Attention-Based Multiple Instance Learning Pooling

features = vfm.extract_patches(image)      # [N, D]
attention = attention_mlp(features)        # [N, 1]
attention = softmax(attention, dim=0)      # [N, 1]
weighted_feat = (attention * features).sum(dim=0)  # [D]
prediction = linear_layer(weighted_feat)   # [4]

Pros: Learns to focus on relevant patches

Cons: Single attention map may not capture multiple objects

Multi-Query Cross-Attention

features = vfm.extract_patches(image)      # [N, D]
queries = learnable_queries                # [Q, D']
attended = cross_attention(queries, features)  # [Q, D']
prediction = linear_layer(attended.flatten())  # [4]

Pros: Multiple queries can specialize to different objects/regions

Cons: More parameters, may overfit on small datasets

Hyperparameters¶

Parameter Linear AbMILP Efficient
Optimizer AdamW AdamW AdamW
Learning Rate 1e-2, 1e-3, 1e-4 1e-2, 1e-3, 1e-4 1e-2, 1e-3, 1e-4
Weight Decay 0.001 0.001 0.001
Dropout 0.2, 0.4, 0.6 0.2, 0.4, 0.6 0.2, 0.4, 0.6
Batch Size 256 256 256
Epochs 1000 500 500
Warmup Steps 200 100 100
Queries (Q) - - 4

Evaluation Protocol¶

Data Splits¶

For each environment and object triple:

  • Training: 80%
  • Validation: 10% (hyperparameter selection)
  • Test: 10% (final evaluation)

Metrics¶

  • Accuracy: Primary metric (4-way classification)
  • Mean Rank: Model ranking across environments/tasks
  • Per-Environment Accuracy: Fine-grained analysis

Reproducibility¶

  • Random Seeds: 2 seeds per experiment
  • Object Triples: 3 distinct triples per environment
  • Cross-Validation: Validation set for best checkpoint selection

Key Insights¶

Performance Hierarchy¶

graph LR
    A[Linear Probing] -->|"< worse"| B[AbMILP]
    B -->|"< worse"| C[Efficient Probing]

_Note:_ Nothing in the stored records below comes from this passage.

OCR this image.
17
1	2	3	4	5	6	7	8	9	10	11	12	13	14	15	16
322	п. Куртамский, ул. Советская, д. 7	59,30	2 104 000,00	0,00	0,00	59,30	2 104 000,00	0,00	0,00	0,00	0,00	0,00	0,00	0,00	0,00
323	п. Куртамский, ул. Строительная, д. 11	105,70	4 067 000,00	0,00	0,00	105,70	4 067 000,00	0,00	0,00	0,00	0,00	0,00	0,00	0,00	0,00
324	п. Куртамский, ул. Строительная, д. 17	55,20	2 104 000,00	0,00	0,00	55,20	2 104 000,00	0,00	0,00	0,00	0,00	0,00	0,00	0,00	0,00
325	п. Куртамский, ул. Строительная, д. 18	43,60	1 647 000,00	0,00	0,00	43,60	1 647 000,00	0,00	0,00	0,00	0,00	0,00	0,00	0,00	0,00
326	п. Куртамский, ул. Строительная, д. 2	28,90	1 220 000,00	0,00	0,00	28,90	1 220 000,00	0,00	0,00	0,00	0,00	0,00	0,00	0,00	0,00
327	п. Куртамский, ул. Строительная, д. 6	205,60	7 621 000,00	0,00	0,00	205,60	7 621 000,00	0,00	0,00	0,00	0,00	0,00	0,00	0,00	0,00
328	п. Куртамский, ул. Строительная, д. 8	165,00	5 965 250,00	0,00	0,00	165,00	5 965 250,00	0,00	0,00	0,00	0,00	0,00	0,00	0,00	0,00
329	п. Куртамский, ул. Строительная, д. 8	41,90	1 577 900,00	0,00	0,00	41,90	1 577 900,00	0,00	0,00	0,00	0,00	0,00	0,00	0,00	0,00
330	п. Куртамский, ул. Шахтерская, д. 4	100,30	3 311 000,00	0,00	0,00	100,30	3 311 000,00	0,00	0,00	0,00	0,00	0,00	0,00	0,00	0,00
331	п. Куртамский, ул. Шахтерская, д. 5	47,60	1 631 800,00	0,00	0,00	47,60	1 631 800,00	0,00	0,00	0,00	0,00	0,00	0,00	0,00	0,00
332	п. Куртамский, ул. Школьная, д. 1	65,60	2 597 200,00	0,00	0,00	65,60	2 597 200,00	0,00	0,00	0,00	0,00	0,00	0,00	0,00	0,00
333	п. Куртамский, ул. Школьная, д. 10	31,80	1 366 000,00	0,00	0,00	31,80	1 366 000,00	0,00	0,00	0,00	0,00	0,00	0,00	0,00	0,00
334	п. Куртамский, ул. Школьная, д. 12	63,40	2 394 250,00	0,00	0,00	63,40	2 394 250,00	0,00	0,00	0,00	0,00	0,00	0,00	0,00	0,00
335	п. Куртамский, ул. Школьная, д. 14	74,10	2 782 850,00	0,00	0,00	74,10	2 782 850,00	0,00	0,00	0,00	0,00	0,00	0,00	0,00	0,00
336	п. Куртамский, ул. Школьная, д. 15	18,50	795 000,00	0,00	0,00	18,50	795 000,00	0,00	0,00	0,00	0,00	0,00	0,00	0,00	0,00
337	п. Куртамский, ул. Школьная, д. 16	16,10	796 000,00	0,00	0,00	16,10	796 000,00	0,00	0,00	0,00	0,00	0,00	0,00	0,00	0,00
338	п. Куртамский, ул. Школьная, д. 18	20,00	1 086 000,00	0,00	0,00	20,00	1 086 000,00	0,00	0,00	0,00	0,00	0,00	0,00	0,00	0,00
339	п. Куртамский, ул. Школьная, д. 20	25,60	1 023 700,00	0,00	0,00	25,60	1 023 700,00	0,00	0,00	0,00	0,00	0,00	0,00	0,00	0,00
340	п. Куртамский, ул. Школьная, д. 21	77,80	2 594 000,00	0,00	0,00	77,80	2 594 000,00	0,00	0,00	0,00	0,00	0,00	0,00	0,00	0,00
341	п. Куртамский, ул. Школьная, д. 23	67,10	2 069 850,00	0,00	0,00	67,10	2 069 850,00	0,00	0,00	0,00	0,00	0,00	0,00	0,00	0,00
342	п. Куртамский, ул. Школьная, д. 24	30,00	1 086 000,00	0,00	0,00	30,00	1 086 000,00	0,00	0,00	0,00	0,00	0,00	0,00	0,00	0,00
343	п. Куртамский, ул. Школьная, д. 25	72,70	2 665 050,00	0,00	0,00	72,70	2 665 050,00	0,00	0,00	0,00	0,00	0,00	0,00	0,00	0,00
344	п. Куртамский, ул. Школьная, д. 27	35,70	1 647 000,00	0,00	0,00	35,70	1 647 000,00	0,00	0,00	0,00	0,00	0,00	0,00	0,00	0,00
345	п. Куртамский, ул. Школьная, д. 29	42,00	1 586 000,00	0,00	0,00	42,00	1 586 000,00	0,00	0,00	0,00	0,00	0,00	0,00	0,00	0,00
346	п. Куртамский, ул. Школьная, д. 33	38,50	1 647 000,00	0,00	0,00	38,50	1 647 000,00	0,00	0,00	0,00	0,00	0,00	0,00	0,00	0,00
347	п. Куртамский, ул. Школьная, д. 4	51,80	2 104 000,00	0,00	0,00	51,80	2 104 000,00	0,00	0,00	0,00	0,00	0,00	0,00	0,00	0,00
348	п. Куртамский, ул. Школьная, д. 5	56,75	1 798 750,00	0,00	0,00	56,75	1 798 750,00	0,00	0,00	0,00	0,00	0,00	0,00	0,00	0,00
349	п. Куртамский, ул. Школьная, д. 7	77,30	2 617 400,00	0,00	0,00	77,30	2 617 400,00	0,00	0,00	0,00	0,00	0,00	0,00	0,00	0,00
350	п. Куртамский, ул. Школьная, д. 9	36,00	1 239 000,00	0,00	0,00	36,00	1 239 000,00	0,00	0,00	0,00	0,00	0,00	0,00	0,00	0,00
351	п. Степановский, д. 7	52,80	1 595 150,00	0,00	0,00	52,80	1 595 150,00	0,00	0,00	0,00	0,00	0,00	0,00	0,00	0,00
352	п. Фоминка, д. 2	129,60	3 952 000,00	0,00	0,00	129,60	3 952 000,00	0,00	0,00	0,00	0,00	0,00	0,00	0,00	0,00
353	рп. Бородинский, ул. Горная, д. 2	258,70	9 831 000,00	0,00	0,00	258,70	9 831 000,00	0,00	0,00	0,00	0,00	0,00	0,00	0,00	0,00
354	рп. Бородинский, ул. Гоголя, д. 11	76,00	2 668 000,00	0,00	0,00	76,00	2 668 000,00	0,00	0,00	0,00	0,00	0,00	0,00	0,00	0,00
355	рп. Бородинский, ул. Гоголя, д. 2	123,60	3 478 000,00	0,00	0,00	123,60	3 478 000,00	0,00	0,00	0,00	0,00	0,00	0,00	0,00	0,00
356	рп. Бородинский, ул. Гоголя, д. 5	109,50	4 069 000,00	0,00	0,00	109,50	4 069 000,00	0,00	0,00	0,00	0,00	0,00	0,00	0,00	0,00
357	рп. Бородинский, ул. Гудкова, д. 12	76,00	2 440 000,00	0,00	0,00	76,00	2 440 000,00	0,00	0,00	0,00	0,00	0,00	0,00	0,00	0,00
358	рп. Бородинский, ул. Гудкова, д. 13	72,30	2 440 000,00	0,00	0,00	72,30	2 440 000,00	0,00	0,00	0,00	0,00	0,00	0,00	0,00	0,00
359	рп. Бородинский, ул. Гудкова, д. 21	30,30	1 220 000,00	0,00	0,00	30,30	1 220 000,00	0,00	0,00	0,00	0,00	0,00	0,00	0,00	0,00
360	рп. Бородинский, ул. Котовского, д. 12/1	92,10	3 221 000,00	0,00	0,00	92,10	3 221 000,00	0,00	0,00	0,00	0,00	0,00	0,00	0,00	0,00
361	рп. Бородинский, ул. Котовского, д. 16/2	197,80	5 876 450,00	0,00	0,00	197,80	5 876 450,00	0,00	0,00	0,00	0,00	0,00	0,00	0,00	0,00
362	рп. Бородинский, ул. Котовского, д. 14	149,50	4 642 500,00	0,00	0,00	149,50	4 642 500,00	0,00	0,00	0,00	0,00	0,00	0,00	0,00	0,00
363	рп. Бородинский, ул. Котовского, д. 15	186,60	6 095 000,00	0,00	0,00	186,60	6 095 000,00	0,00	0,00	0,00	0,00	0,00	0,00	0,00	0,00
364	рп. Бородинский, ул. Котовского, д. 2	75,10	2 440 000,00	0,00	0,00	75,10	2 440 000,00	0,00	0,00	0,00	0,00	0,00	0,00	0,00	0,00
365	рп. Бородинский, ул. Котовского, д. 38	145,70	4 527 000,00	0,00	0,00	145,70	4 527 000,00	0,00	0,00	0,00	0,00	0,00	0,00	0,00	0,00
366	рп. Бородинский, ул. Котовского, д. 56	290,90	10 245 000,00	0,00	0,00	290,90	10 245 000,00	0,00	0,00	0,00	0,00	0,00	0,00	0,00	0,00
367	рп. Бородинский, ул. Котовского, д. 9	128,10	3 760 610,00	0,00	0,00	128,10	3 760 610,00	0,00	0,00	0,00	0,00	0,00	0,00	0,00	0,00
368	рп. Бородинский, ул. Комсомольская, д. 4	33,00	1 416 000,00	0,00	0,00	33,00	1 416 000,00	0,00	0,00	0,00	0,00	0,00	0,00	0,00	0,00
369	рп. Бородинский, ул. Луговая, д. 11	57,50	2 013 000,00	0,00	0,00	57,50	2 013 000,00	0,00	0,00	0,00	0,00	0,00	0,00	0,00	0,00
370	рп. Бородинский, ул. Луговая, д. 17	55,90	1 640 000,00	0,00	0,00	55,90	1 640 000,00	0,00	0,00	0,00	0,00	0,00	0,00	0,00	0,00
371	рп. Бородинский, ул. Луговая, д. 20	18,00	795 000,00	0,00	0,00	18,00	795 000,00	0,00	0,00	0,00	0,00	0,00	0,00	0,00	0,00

    style A fill:#ff6b6b,color:#fff
    style B fill:#feca57,color:#000
    style C fill:#1dd1a1,color:#fff

Main Finding

Spatial information is primarily encoded at the patch level and is largely obscured by global pooling. Selective probing mechanisms (AbMILP, Efficient Probing) consistently outperform linear probing.

Model Rankings¶

Scatter Comparison

Impact of probing strategy on spatial accuracy across all VFMs.

Top Performers:

  1. VGGT (with Efficient Probing) - Best overall spatial reasoning
  2. DINO-v2 (+reg) ViT-L - Strong across all probing methods
  3. DINOv3 - Excellent with Efficient Probing
  4. MAE - Surprisingly strong performance

Underperformers:

  • CLIP - Limited spatial awareness
  • DeiT - Semantic features don't transfer to spatial tasks

Task Difficulty¶

Easy vs Hard

Egocentric vs Allocentric performance comparison across all VFMs.

Allocentric Challenge

All models show significant performance drops on allocentric tasks compared to egocentric. This indicates that perspective-taking remains a fundamental challenge for current VFMs.